May Cordyceps Mushrooms cure pancreatic cancer?

Himalayan fungus Cordyceps sinensis has been used in traditional Chinese medicine for hundreds of years to prevent and treat cancers and other inflammatory diseases. However, the latest studies found the reason of the limited applicability and limited effectiveness of the Cordyceps Therapy to the Pancreatic Patients. The problem is that Cordyceps breaks down quickly in the blood stream, so a minimal amount of cancer-destroying components is actually delivered to the affected cells.

What is Cordyceps?

Cordyceps is a genus of mushrooms that counts over 600 species. These adaptogenic mushrooms are prominently featured in ancient Chinese herbal medicine.
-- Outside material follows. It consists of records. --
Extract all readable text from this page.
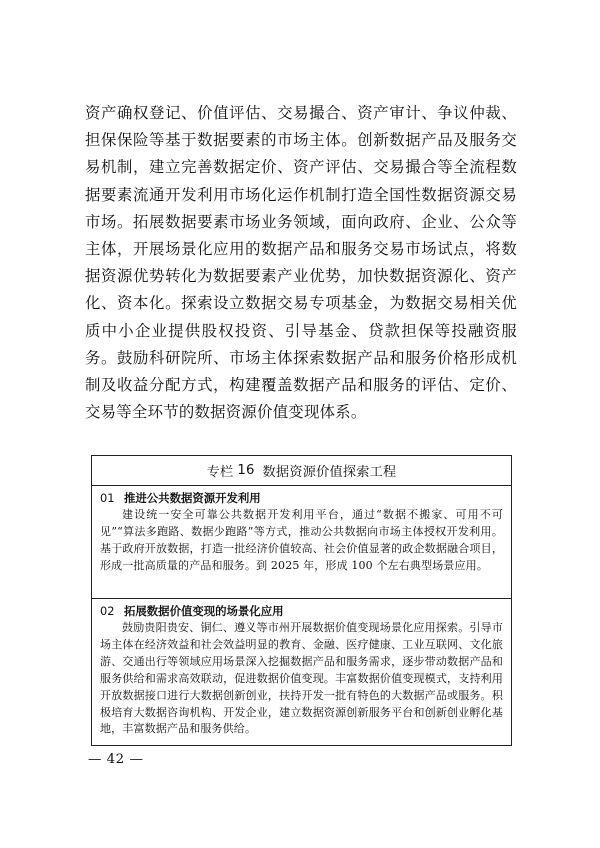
资产确权登记、价值评估、交易撮合、资产审计、争议仲裁、担保保险等基于数据要素的市场主体。创新数据产品及服务交易机制，建立完善数据定价、资产评估、交易撮合等全流程数据要素流通开发利用市场化运作机制打造全国性数据资源交易市场。拓展数据要素市场业务领域，面向政府、企业、公众等主体，开展场景化应用的数据产品和服务交易市场试点，将数据资源优势转化为数据要素产业优势，加快数据资源化、资产化、资本化。探索设立数据交易专项基金，为数据交易相关优质中小企业提供股权投资、引导基金、贷款担保等投融资服务。鼓励科研院所、市场主体探索数据产品和服务价格形成机制及收益分配方式，构建覆盖数据产品和服务的评估、定价、交易等全环节的数据资源价值变现体系。

专栏 16 数据资源价值探索工程
01 推进公共数据资源开发利用

建设统一安全可靠公共数据开发利用平台，通过“数据不搬家、可用不可见”“算法多跑路、数据少跑路”等方式，推动公共数据向市场主体授权开发利用。基于政府开放数据，打造一批经济价值较高、社会价值显著的政企数据融合项目，形成一批高质量的产品和服务。到 2025 年，形成 100 个左右典型场景应用。

02 拓展数据价值变现的场景化应用

鼓励贵阳贵安、铜仁、遵义等市州开展数据价值变现场景化应用探索。引导市场主体在经济效益和社会效益明显的教育、金融、医疗健康、工业互联网、文化旅游、交通出行等领域应用场景深入挖掘数据产品和服务需求，逐步带动数据产品和服务供给和需求高效联动，促进数据价值变现。丰富数据价值变现模式，支持利用开放数据接口进行大数据创新创业，扶持开发一批有特色的大数据产品或服务。积极培育大数据咨询机构、开发企业，建立数据资源创新服务平台和创新创业孵化基地，丰富数据产品和服务供给。

— 42 —
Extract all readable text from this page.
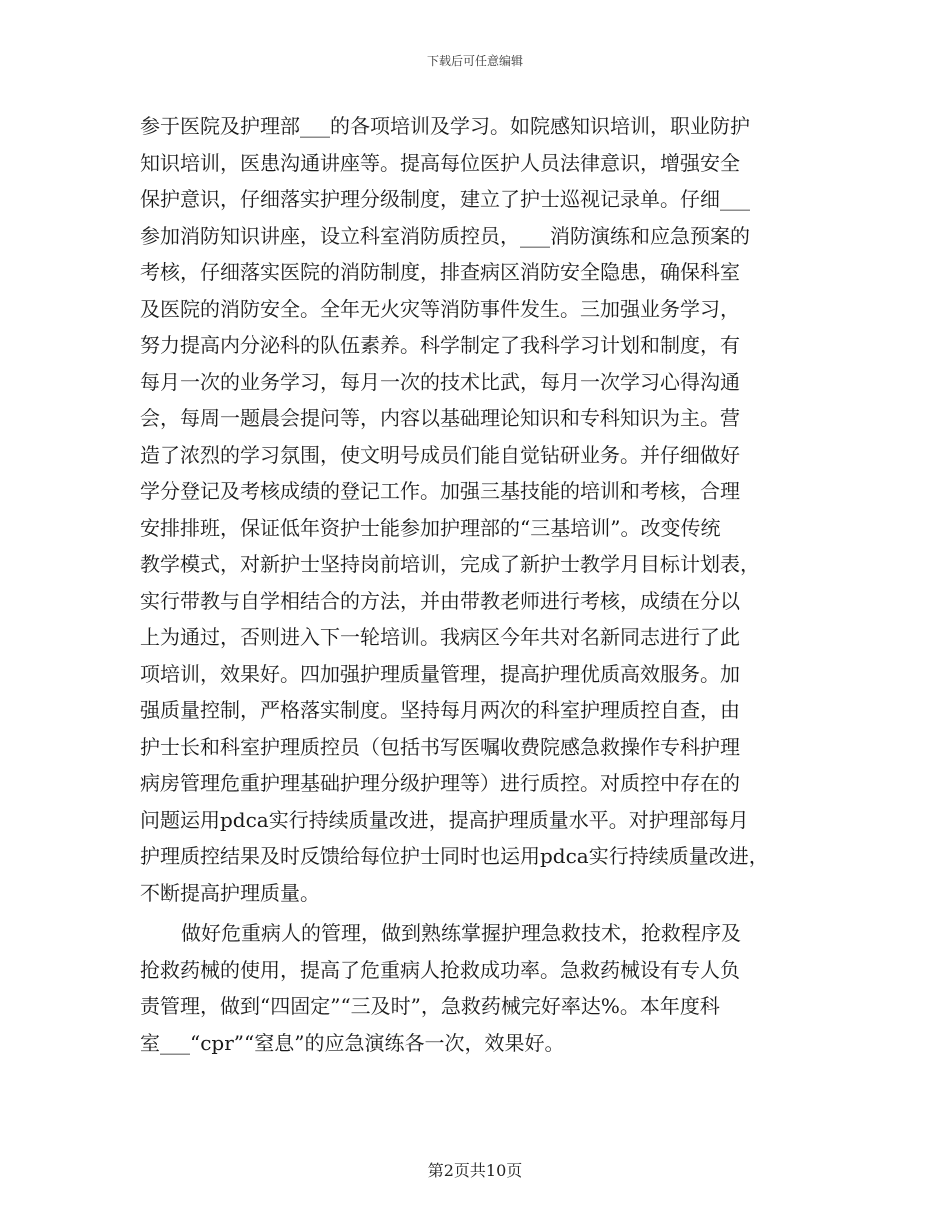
下载后可任意编辑
参于医院及护理部___的各项培训及学习。如院感知识培训，职业防护
知识培训，医患沟通讲座等。提高每位医护人员法律意识，增强安全
保护意识，仔细落实护理分级制度，建立了护士巡视记录单。仔细___
参加消防知识讲座，设立科室消防质控员，___消防演练和应急预案的
考核，仔细落实医院的消防制度，排查病区消防安全隐患，确保科室
及医院的消防安全。全年无火灾等消防事件发生。三加强业务学习，
努力提高内分泌科的队伍素养。科学制定了我科学习计划和制度，有
每月一次的业务学习，每月一次的技术比武，每月一次学习心得沟通
会，每周一题晨会提问等，内容以基础理论知识和专科知识为主。营
造了浓烈的学习氛围，使文明号成员们能自觉钻研业务。并仔细做好
学分登记及考核成绩的登记工作。加强三基技能的培训和考核，合理
安排排班，保证低年资护士能参加护理部的“三基培训”。改变传统
教学模式，对新护士坚持岗前培训，完成了新护士教学月目标计划表，
实行带教与自学相结合的方法，并由带教老师进行考核，成绩在分以
上为通过，否则进入下一轮培训。我病区今年共对名新同志进行了此
项培训，效果好。四加强护理质量管理，提高护理优质高效服务。加
强质量控制，严格落实制度。坚持每月两次的科室护理质控自查，由
护士长和科室护理质控员（包括书写医嘱收费院感急救操作专科护理
病房管理危重护理基础护理分级护理等）进行质控。对质控中存在的
问题运用pdca实行持续质量改进，提高护理质量水平。对护理部每月
护理质控结果及时反馈给每位护士同时也运用pdca实行持续质量改进，
不断提高护理质量。
做好危重病人的管理，做到熟练掌握护理急救技术，抢救程序及
抢救药械的使用，提高了危重病人抢救成功率。急救药械设有专人负
责管理，做到“四固定”“三及时”，急救药械完好率达%。本年度科
室___“cpr”“窒息”的应急演练各一次，效果好。
第2页共10页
Although they've been used in eastern integrative medicine for centuries, the western world is just now starting to appreciate these medicinal mushrooms.

The most popular and well-researched cordyceps varieties are Cordyceps sinensis and Cordyceps militaris. Although human research is still scarce, these parasitic mushrooms show great promise as a research topic in various animal and human cell studies.

Bioactive Components of Cordyceps Mushrooms

Cordyceps is packed with nutrients and bioactive compounds, some of which are only beginning to be understood by science:

· cordycepin (3'-deoxyadenosine)

· ergosterol peroxide

· adenosine

· fibrinolytic enzyme

· xanthophylls

· polysaccharides

· nucleosides

· cytosine

· uracil

· thymine

· adenine

· guanine

· hypoxanthine

· sterols

· peptides, including cordymin

· tryptophan

Can Cordyceps Help with Cancer?

Cordyceps mushrooms are some of the healthiest mushrooms one can add to their diet. They have well-documented health benefits, including anti-inflammatory activities, immunity-boosting effects, and anti-cancer properties. While you should not use it on its own as a cure for cancer, adding cordyceps to your diet can help you face cancer head-on.

Cordycepin, a naturally-occurring nucleoside found in the cordyceps fungus has been used for centuries in traditional Chinese medicine to treat cancer, as well as chronic and inflammatory diseases.

The recent scientific rediscovery of natural medicines has led to a boom in cordyceps cancer research. Even the University of Oxford teamed up with a biopharmaceutical company in hopes of creating a cordyceps-based chemotherapy drug using ProTide technology.

Cordycepin Research

According to clinical studies, cordyceps may have anti-cancer and anti-metastatic properties. The mushroom can also help your body recover from the stress of chemotherapy and cancer medication.

In order to improve its potency and clinically assess its applications as a cancer drug, biopharmaceutical company NuCana has developed Cordycepin into a clinical therapy, using their novel ProTide technology, to create a chemotherapy drug with dramatically improved efficacy.

Once inside the body, Cordycepin requires transport into cancer cells by a nucleoside transporter (hENT1), it must be converted to the active anti-cancer metabolite, known as 3’-dATP, by a phosphorylating enzyme (ADK), and it is rapidly broken down in the blood by an enzyme called ADA. Together, these resistance mechanisms associated with transport, activation and breakdown result in insufficient delivery of anti-cancer metabolite to the tumor. NuCana have utilized novel ProTide technology to design a therapy that can bypass these resistance mechanisms and generate high levels of the active anti-cancer metabolite, 3’-dATP, inside cancer cells.

ProTide technology is a novel approach for delivering chemotherapy drugs into cancer cells. It works by attaching small chemical groups to nucleoside analogues like Cordycepin, which are then later metabolized once it has reached the patient’s cancer cells, releasing the activated drug. This technology has already been successfully used in the FDA approved antiviral drugs Remsidivir and Sofusbuvir to treat different viral infections such as Hepatitis C, Ebola and COVID-19.

The results of the study published in Clinical Cancer Research suggest that by overcoming key cancer resistance mechanisms, NUC-7738 has greater cytotoxic activity than Cordycepin against a range of cancer cells.

Oxford researchers and their collaborators in Edinburgh and Newcastle are now assessing NUC-7738 in the Phase 1 clinical trial NuTide:701, which tests the drug in patients with advanced solid tumors that were resistant to conventional treatment. Early results from the trial have shown that NUC-7738 is well tolerated by patients and shows encouraging signs of anti-cancer activity.